“The pelican seems to me a wise fisher,” remarked Emile. “Without losing a minute in swallowing, it begins by filling the bag under its beak. The time will come later for looking over the catch and enjoying the fish at leisure. I should like to see it on its rocks with its bag full.”
“And that other one,” said Jules, “that throws the fish it has caught into the air so as to catch it again head first and not strangle when swallowing it—is not that one just as clever?”
“Each kind has its special talent,” replied Uncle Paul, “which it uses with the tool peculiar to the bird, the beak. If the story of the auxiliaries, related some time ago, is still fresh in your minds, you will remember that insect-eating birds have the beak slender and sometimes very long, to dig into the fissures of dead wood and bark; but those that catch insects on the fly, as the swallow and the fern-owl, have the beak very short and exceedingly wide, so that the game pursued is caught in the open gullet and becomes coated with a slimy saliva which holds [[16]]it fast. Finally, I will remind you of the granivorous birds—the sparrow, linnet, greenfinch, chaffinch, and many others. All these birds, whose chief food consists of grain, have the beak short, thick, pointed; adapted, in fact, to the picking up of seeds from the ground, freeing them from their husks, and breaking their shells to obtain the kernel. By virtue of its strong mandibles, the beak of the hen belongs to this last category, although at the same time its rather long, sharp, and slightly hooked extremity indicates carnivorous tastes. Such a beak calls not only for seeds, but also for small prey, such as insects and worms.” [[17]]
CHAPTER II
THE GIZZARD
“Nearly all the higher or mammiferous animals,” Uncle Paul continued, “such as the dog, cat, wolf, horse, have only one digestive pouch—a stomach—where the alimentary substances are dissolved and made fluid, so as to enter the veins and be turned into blood, by which all parts of the body are nourished. But the ox, goat, and sheep—the cud-chewers, in short—have four digestive cavities, which I will tell you about later. I will tell you how, in the pasture, these animals hastily swallow almost unchewed grass and put it by in a large reservoir called a paunch, from which it comes up again afterward in a season of repose, to be rechewed at leisure in small mouthfuls.
“Well, birds are fashioned in a similar way, as far as eating is concerned. Not being able to chew, as they have no teeth, they swallow their food without any preparation, nearly as the beak has seized it, and amass a quantity of it in a spacious stomach, just as the ox does in his paunch. From this reservoir the food passes, little by little, into two other digestive cavities, one of which immerses it in a liquid calculated to dissolve it, and the other grinds and triturates it better than the best pair of jaws could [[18]]do. There takes place a kind of chewing, it is true, only the food, instead of returning to the beak, where teeth are lacking for its thorough mastication, continues its journey, and on the way comes to the triturating machine. Birds, then, are generally provided with three digestive cavities.

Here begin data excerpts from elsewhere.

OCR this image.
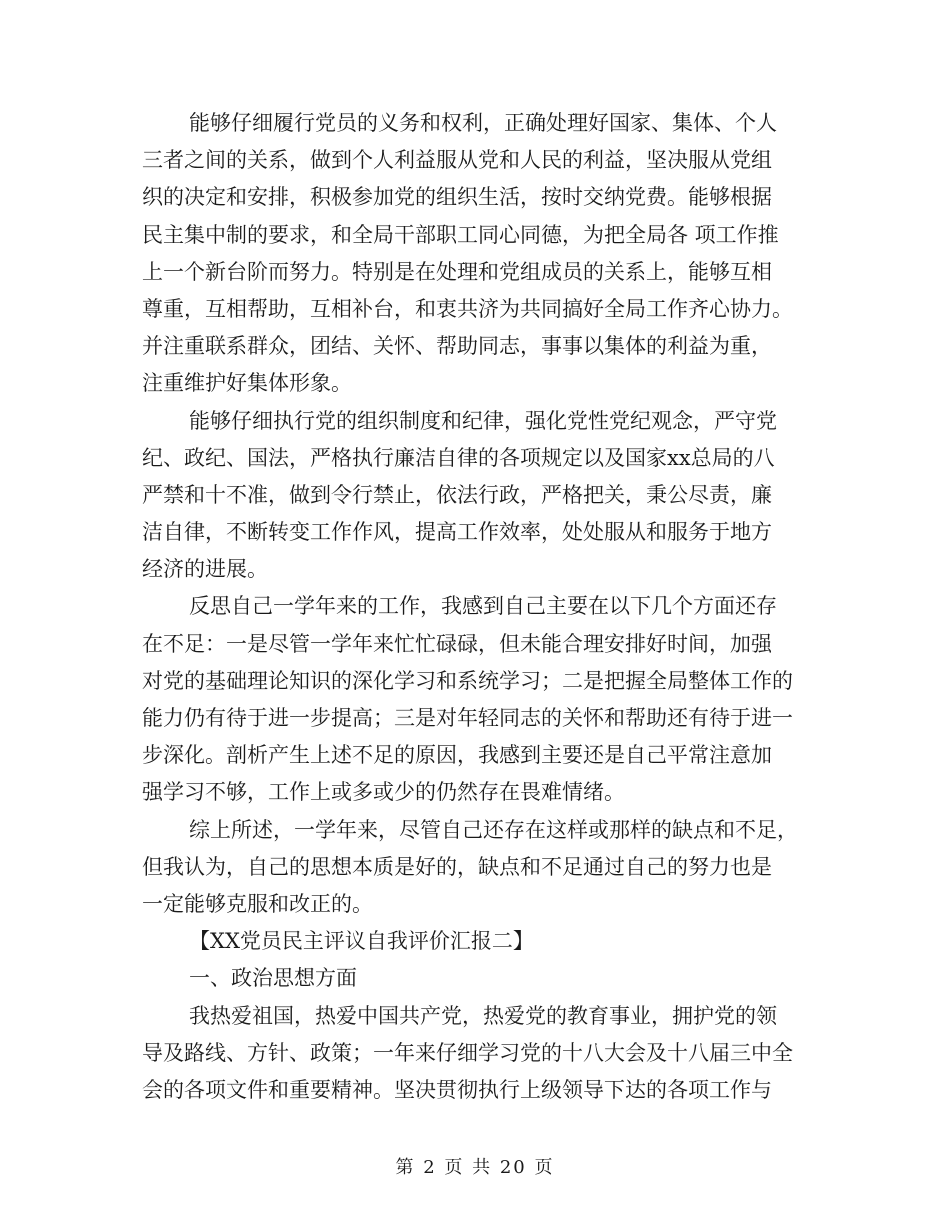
能够仔细履行党员的义务和权利，正确处理好国家、集体、个人
三者之间的关系，做到个人利益服从党和人民的利益，坚决服从党组
织的决定和安排，积极参加党的组织生活，按时交纳党费。能够根据
民主集中制的要求，和全局干部职工同心同德，为把全局各 项工作推
上一个新台阶而努力。特别是在处理和党组成员的关系上，能够互相
尊重，互相帮助，互相补台，和衷共济为共同搞好全局工作齐心协力。
并注重联系群众，团结、关怀、帮助同志，事事以集体的利益为重，
注重维护好集体形象。
能够仔细执行党的组织制度和纪律，强化党性党纪观念，严守党
纪、政纪、国法，严格执行廉洁自律的各项规定以及国家xx总局的八
严禁和十不准，做到令行禁止，依法行政，严格把关，秉公尽责，廉
洁自律，不断转变工作作风，提高工作效率，处处服从和服务于地方
经济的进展。
反思自己一学年来的工作，我感到自己主要在以下几个方面还存
在不足：一是尽管一学年来忙忙碌碌，但未能合理安排好时间，加强
对党的基础理论知识的深化学习和系统学习；二是把握全局整体工作的
能力仍有待于进一步提高；三是对年轻同志的关怀和帮助还有待于进一
步深化。剖析产生上述不足的原因，我感到主要还是自己平常注意加
强学习不够，工作上或多或少的仍然存在畏难情绪。
综上所述，一学年来，尽管自己还存在这样或那样的缺点和不足，
但我认为，自己的思想本质是好的，缺点和不足通过自己的努力也是
一定能够克服和改正的。
【XX党员民主评议自我评价汇报二】
一、政治思想方面
我热爱祖国，热爱中国共产党，热爱党的教育事业，拥护党的领
导及路线、方针、政策；一年来仔细学习党的十八大会及十八届三中全
会的各项文件和重要精神。坚决贯彻执行上级领导下达的各项工作与
第 2 页 共 20 页
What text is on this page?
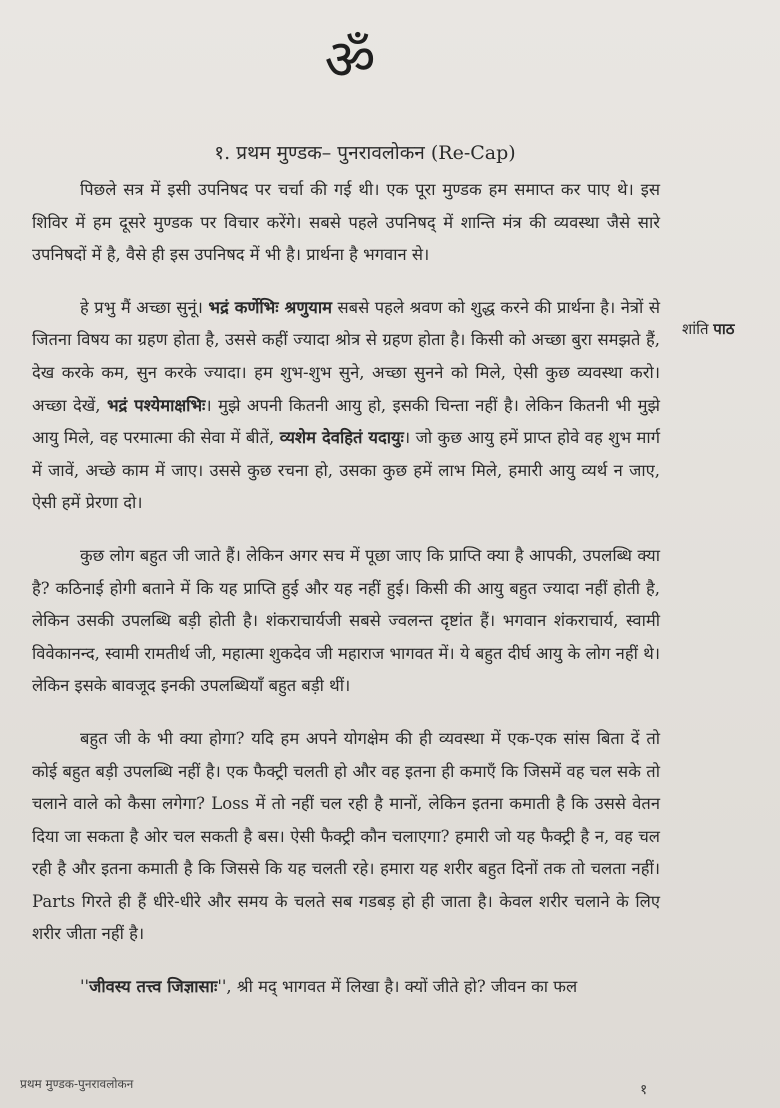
ॐ
१. प्रथम मुण्डक– पुनरावलोकन (Re-Cap)

पिछले सत्र में इसी उपनिषद पर चर्चा की गई थी। एक पूरा मुण्डक हम समाप्त कर पाए थे। इस शिविर में हम दूसरे मुण्डक पर विचार करेंगे। सबसे पहले उपनिषद् में शान्ति मंत्र की व्यवस्था जैसे सारे उपनिषदों में है, वैसे ही इस उपनिषद में भी है। प्रार्थना है भगवान से।

हे प्रभु मैं अच्छा सुनूं। भद्रं कर्णेभिः श्रणुयाम सबसे पहले श्रवण को शुद्ध करने की प्रार्थना है। नेत्रों से जितना विषय का ग्रहण होता है, उससे कहीं ज्यादा श्रोत्र से ग्रहण होता है। किसी को अच्छा बुरा समझते हैं, देख करके कम, सुन करके ज्यादा। हम शुभ-शुभ सुने, अच्छा सुनने को मिले, ऐसी कुछ व्यवस्था करो। अच्छा देखें, भद्रं पश्येमाक्षभिः। मुझे अपनी कितनी आयु हो, इसकी चिन्ता नहीं है। लेकिन कितनी भी मुझे आयु मिले, वह परमात्मा की सेवा में बीतें, व्यशेम देवहितं यदायुः। जो कुछ आयु हमें प्राप्त होवे वह शुभ मार्ग में जावें, अच्छे काम में जाए। उससे कुछ रचना हो, उसका कुछ हमें लाभ मिले, हमारी आयु व्यर्थ न जाए, ऐसी हमें प्रेरणा दो।

कुछ लोग बहुत जी जाते हैं। लेकिन अगर सच में पूछा जाए कि प्राप्ति क्या है आपकी, उपलब्धि क्या है? कठिनाई होगी बताने में कि यह प्राप्ति हुई और यह नहीं हुई। किसी की आयु बहुत ज्यादा नहीं होती है, लेकिन उसकी उपलब्धि बड़ी होती है। शंकराचार्यजी सबसे ज्वलन्त दृष्टांत हैं। भगवान शंकराचार्य, स्वामी विवेकानन्द, स्वामी रामतीर्थ जी, महात्मा शुकदेव जी महाराज भागवत में। ये बहुत दीर्घ आयु के लोग नहीं थे। लेकिन इसके बावजूद इनकी उपलब्धियाँ बहुत बड़ी थीं।

बहुत जी के भी क्या होगा? यदि हम अपने योगक्षेम की ही व्यवस्था में एक-एक सांस बिता दें तो कोई बहुत बड़ी उपलब्धि नहीं है। एक फैक्ट्री चलती हो और वह इतना ही कमाएँ कि जिसमें वह चल सके तो चलाने वाले को कैसा लगेगा? Loss में तो नहीं चल रही है मानों, लेकिन इतना कमाती है कि उससे वेतन दिया जा सकता है ओर चल सकती है बस। ऐसी फैक्ट्री कौन चलाएगा? हमारी जो यह फैक्ट्री है न, वह चल रही है और इतना कमाती है कि जिससे कि यह चलती रहे। हमारा यह शरीर बहुत दिनों तक तो चलता नहीं। Parts गिरते ही हैं धीरे-धीरे और समय के चलते सब गडबड़ हो ही जाता है। केवल शरीर चलाने के लिए शरीर जीता नहीं है।

''जीवस्य तत्त्व जिज्ञासाः'', श्री मद् भागवत में लिखा है। क्यों जीते हो? जीवन का फल

शांति पाठ
प्रथम मुण्डक-पुनरावलोकन	१
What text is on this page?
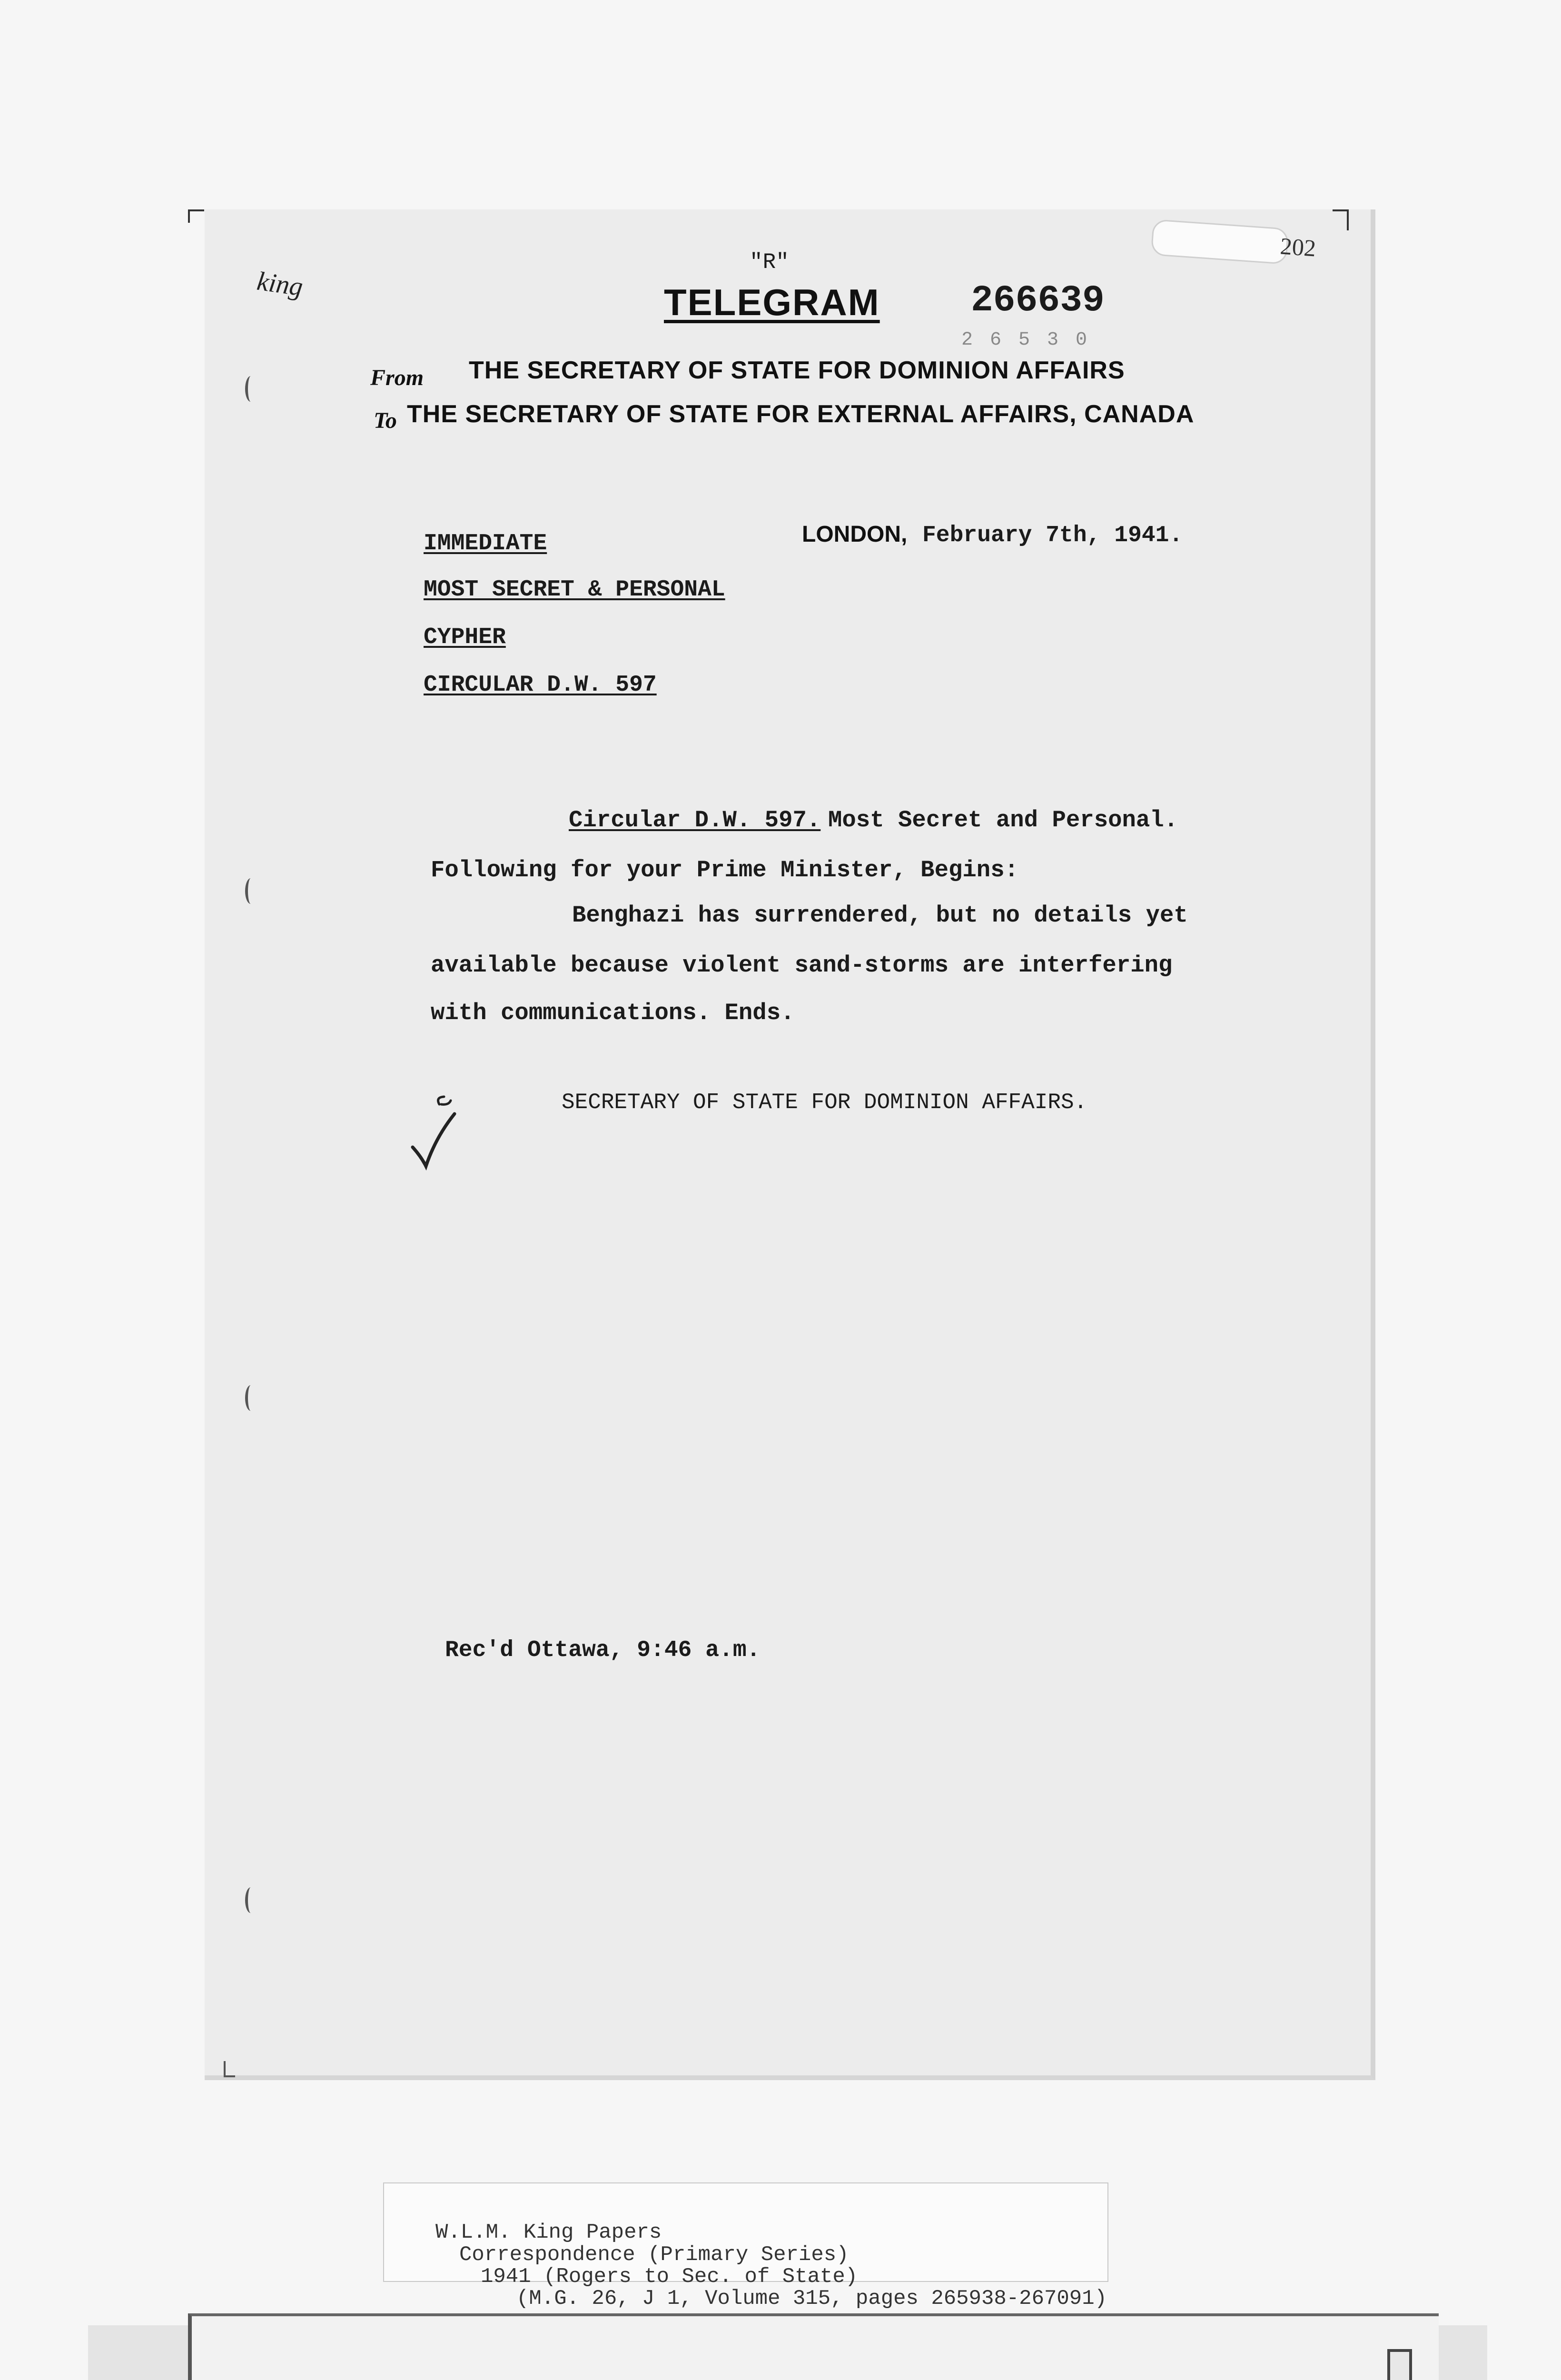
king
202
"R"
TELEGRAM 266639
2 6 5 3 0
From THE SECRETARY OF STATE FOR DOMINION AFFAIRS
To THE SECRETARY OF STATE FOR EXTERNAL AFFAIRS, CANADA
IMMEDIATE
MOST SECRET & PERSONAL
CYPHER
CIRCULAR D.W. 597
LONDON, February 7th, 1941.
Circular D.W. 597. Most Secret and Personal.
Following for your Prime Minister, Begins:
Benghazi has surrendered, but no details yet
available because violent sand-storms are interfering
with communications. Ends.
SECRETARY OF STATE FOR DOMINION AFFAIRS.
Rec'd Ottawa, 9:46 a.m.
W.L.M. King Papers
Correspondence (Primary Series)
1941 (Rogers to Sec. of State)
(M.G. 26, J 1, Volume 315, pages 265938-267091)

“The first is the crop, situated just at the base of the neck. It is a bag with thin and flexible walls, its size proportioned to the resistant nature of the food eaten. It is very large in birds that feed on grain, especially the hen, and is medium-sized, or even wholly wanting, in those that live on prey, which is much easier to digest than dry and hard seeds. In the crop, the food swallowed in haste remains hours and even days, as in a reservoir; there it softens somewhat, and is then submitted to the action of the other digestive pouches. The crop corresponds in a certain sense to the bag in which the pelican stores up his fishing; it represents also the first stomach of the ox and the other cud-chewers or ruminants.
“Next to the crop is a second enlargement, called the succenturiate ventricle, of small capacity but remarkable for a liquid of a bitter taste that oozes in fine drops through its walls and moistens the food as it passes. This liquid is a digestive juice; it has the property of dissolving the alimentary substances as soon as trituration has done the greater part of the work. The food does not remain in this second stomach; it merely passes through to become impregnated with the digestive juice.